— It seems we can’t tune in radio, TV, or read news without being exposed to the word “balance.” After reading The Free Press Jan. 16 editorial — “Don’t Risk Hitting Debt Ceiling” — I thought about writing something that might offer a little balance.
When considering what to do about the federal debt ceiling it’s best we think with our brains not our hearts, beware of emotional scare tactics, set public opinion aside, and disregard rhetorical thuggery by politicians.
Over the past 50 years the average ratio of government spending to Gross Domestic Product has been about 20 percent. Currently the federal government spends close to 25 percent of GDP. About 40 percent of that spending is borrowed money. If the federal debt ceiling is not increased the government cannot borrow more money, but would not need to default provided it continued to pay the interest on the present debt.
Interest on the debt is far less than the approximate 15 percent of GDP the government will collect from income taxes (fiscal cliff agreement) and other revenue. After paying the interest the government could set priorities on what other payments to make during the temporary cash flow crunch, until a debt ceiling agreement could be reached.
In his Jan. 14 press conference the president suggested that if the debt ceiling is not increased Social Security and veterans benefit payments will be “late.” It is incomprehensible to think payments to the elderly, retired, disabled, etc., would not be a high priority item. It is even more incomprehensible to think the Commander in Chief would not place a high priority on veterans benefits.

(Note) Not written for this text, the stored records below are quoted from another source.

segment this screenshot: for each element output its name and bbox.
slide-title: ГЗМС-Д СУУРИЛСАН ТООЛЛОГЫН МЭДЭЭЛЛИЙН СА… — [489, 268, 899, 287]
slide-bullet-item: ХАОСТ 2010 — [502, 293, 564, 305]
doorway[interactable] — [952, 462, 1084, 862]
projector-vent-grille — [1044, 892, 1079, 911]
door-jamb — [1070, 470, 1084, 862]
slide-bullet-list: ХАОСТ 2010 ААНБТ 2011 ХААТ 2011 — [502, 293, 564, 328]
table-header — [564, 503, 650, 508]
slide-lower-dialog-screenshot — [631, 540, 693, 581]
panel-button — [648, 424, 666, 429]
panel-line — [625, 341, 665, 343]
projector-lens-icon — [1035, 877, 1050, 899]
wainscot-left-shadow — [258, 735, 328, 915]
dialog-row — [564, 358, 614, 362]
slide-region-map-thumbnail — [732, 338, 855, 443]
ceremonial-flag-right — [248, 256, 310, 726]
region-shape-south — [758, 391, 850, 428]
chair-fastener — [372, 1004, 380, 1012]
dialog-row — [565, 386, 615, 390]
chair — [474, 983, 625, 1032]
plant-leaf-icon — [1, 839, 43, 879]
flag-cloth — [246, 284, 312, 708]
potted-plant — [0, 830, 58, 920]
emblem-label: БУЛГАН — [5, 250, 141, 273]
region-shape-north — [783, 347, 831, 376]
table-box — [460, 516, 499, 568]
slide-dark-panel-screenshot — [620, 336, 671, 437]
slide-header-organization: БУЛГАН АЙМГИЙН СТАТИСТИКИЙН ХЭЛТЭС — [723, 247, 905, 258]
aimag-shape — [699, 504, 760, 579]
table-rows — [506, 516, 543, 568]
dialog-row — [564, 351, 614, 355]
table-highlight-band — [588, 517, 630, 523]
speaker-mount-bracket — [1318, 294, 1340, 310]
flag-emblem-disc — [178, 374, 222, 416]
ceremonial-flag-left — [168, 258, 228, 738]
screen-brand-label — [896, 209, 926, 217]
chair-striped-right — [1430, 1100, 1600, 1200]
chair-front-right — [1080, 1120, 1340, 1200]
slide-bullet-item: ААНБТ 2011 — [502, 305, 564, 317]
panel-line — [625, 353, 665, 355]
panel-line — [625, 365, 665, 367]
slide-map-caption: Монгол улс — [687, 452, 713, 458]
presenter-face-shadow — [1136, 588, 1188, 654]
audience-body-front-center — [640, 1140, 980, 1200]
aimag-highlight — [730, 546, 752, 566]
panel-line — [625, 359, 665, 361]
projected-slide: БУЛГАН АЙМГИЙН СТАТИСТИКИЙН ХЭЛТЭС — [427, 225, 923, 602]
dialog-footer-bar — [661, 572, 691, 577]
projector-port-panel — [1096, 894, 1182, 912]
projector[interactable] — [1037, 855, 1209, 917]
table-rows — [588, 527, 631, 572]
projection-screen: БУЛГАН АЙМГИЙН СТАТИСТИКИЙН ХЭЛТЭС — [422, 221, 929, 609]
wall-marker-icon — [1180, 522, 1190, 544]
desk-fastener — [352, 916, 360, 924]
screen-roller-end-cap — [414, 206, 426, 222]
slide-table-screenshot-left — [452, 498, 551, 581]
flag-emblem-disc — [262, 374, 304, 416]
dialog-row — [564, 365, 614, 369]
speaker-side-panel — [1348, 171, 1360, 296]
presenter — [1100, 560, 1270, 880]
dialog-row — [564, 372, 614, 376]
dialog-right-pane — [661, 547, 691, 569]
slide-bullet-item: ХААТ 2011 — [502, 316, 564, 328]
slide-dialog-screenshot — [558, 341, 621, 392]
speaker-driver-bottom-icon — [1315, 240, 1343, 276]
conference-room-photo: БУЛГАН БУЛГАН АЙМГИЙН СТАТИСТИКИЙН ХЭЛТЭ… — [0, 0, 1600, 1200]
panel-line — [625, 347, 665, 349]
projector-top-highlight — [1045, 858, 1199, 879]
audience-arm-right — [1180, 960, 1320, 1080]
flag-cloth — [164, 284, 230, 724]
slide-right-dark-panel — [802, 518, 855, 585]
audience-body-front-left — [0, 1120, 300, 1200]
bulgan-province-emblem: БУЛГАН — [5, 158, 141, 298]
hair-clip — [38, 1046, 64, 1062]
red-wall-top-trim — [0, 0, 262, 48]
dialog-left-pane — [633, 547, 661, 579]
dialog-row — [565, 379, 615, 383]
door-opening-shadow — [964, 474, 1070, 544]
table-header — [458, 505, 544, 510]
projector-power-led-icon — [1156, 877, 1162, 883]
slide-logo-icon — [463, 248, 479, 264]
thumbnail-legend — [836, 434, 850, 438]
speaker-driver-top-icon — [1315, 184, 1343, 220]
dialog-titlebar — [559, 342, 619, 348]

Failure to increase the debt ceiling would not be a good thing, but the way I see it not as bad as no meaningful action to reduce debt through real spending cuts — now, not a promise to address them later. In my opinion the country has no right to contract for debt for periods longer than the majority contracting it can expect to live. With the debt at about $16.5 trillion we have already crossed that line — our children are not being born free.
I think the headline of a Jan. 12, Your View — “Jefferson’s vision is best for America” — says it well. In that vein, here are some of Jefferson’s thoughts about a nations debt: “I wish it would be possible to obtain a single amendment to our Constitution. I would be willing to depend on that alone for the reduction of the administration of our government; I mean an additional article taking from the Federal Government the power of borrowing. ... I know that to pay all proper expenses within a year, in case of a war, would be hard on us. But not so hard as 10 wars instead of one. For wars could be reduced in that proportion; besides that the State governments would be free to lend their credit in borrowing quotas.” (Thomas Jefferson to John Taylor, 1798).
“I sincerely believe ... that the principle of spending money to be paid by posterity under the name of funding is but swindling futurity on a large scale.” (Thomas Jefferson to John Taylor, 1816)
“(With the decline of society) begins, indeed, the (war of all against all), which some philosophers observing to be so general in this world, have mistaken it for the natural, instead of the abusive state of man. And the fore horse of this frightful team is public debt. Taxation follows that, and in its train wretchedness and oppression.” (Thomas Jefferson to Samuel Kercheval, 1816)
I say the place to start is by limiting the debt ceiling increase to not more than a corresponding amount in real spending cuts, followed by electing people who understand that when government grows beyond its barest minimum it keeps people poor.
A serious debate over a balanced budget amendment — which Thomas Jefferson seemed to favor in 1798 — also seems in order.
Bob Jentges is a former teacher, coach and insurance claims superintendent and is part a team of Free Press readers invited to comment more frequently on issues of the day. He considers himself a conservative.